Chapter 2 Installation
SpaceSequest can be installed through a conda environment. We have tested the installation on Linux servers. Please ensure Conda is available on your device:
which conda
# Your conda path will be returned
Then navigate to the directory you would like to install the pipeline ($PipelineDir in the following example), and execute the following commands:
git clone https://github.com/interactivereport/SpaceSequest.git
cd SpaceSequest
# This step may take a while.
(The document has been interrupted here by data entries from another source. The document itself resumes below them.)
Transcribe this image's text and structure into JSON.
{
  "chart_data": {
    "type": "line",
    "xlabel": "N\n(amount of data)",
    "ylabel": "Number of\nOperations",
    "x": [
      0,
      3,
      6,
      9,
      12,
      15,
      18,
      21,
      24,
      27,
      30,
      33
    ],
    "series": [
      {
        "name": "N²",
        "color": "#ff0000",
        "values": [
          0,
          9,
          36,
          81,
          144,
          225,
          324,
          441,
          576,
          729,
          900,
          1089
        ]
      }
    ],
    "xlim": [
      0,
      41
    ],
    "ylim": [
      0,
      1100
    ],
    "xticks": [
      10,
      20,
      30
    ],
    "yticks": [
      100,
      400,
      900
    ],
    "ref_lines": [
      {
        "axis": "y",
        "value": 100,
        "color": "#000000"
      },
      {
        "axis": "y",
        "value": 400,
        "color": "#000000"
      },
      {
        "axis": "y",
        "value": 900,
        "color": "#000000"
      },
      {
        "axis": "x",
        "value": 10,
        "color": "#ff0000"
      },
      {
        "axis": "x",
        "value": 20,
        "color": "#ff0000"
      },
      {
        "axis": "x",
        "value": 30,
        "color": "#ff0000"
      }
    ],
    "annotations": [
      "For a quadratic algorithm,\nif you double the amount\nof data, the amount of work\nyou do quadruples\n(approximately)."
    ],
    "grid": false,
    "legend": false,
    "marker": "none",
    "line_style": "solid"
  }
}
Thank you for your patience
bash install.sh
# The .env will be created under the src directory
ls $PipelineDir/SpaceSequest/src/.env
#Add pipeline scripts to $PATH
vim ~/.bash_profile
PATH=$PATH:$PipelineDir/SpaceSequest
# Close the vim text editor and source the file
source ~/.bash_profile
#To verify the installation, type the name of one of the main scripts, such as:
visium
#Output:
=== Welcome to 'visium' from SpaceRequest! ===
Please provide either a path to a folder or a config file.
An empty config file will be created if a path to a folder is provided.
There are six workflows that can be directly used after successful installation of SpaceSequest:
visium: Process and analyze 10x Genomics Visium data using Space Ranger outputs.
visiumhd: Process and analyze 10x Genomics Visium HD data using Space Ranger outputs.
xenium: Analyze 10x Genomics Xenium data generated by Xenium Ranger.
cosmx: Analyze NanoString CosMx data using key files generated by the instrument.
geomx: Analyze NanoString GeoMx data using dcc files, which are converted from Fastq sequencing files.
cosMx2VIP: A converter script that incorporates CosMx data and high-resolution images to an h5ad output, which can be further explored by Cellxgene VIP.
Additionally, we also developed a new function, named getVisiumHDspotCol, to extract RGB color from the Visium HD bins, when a high-resolution image is provided. Detailed tutorials on how to used these workflows/scripts are provided in this Bookdown document.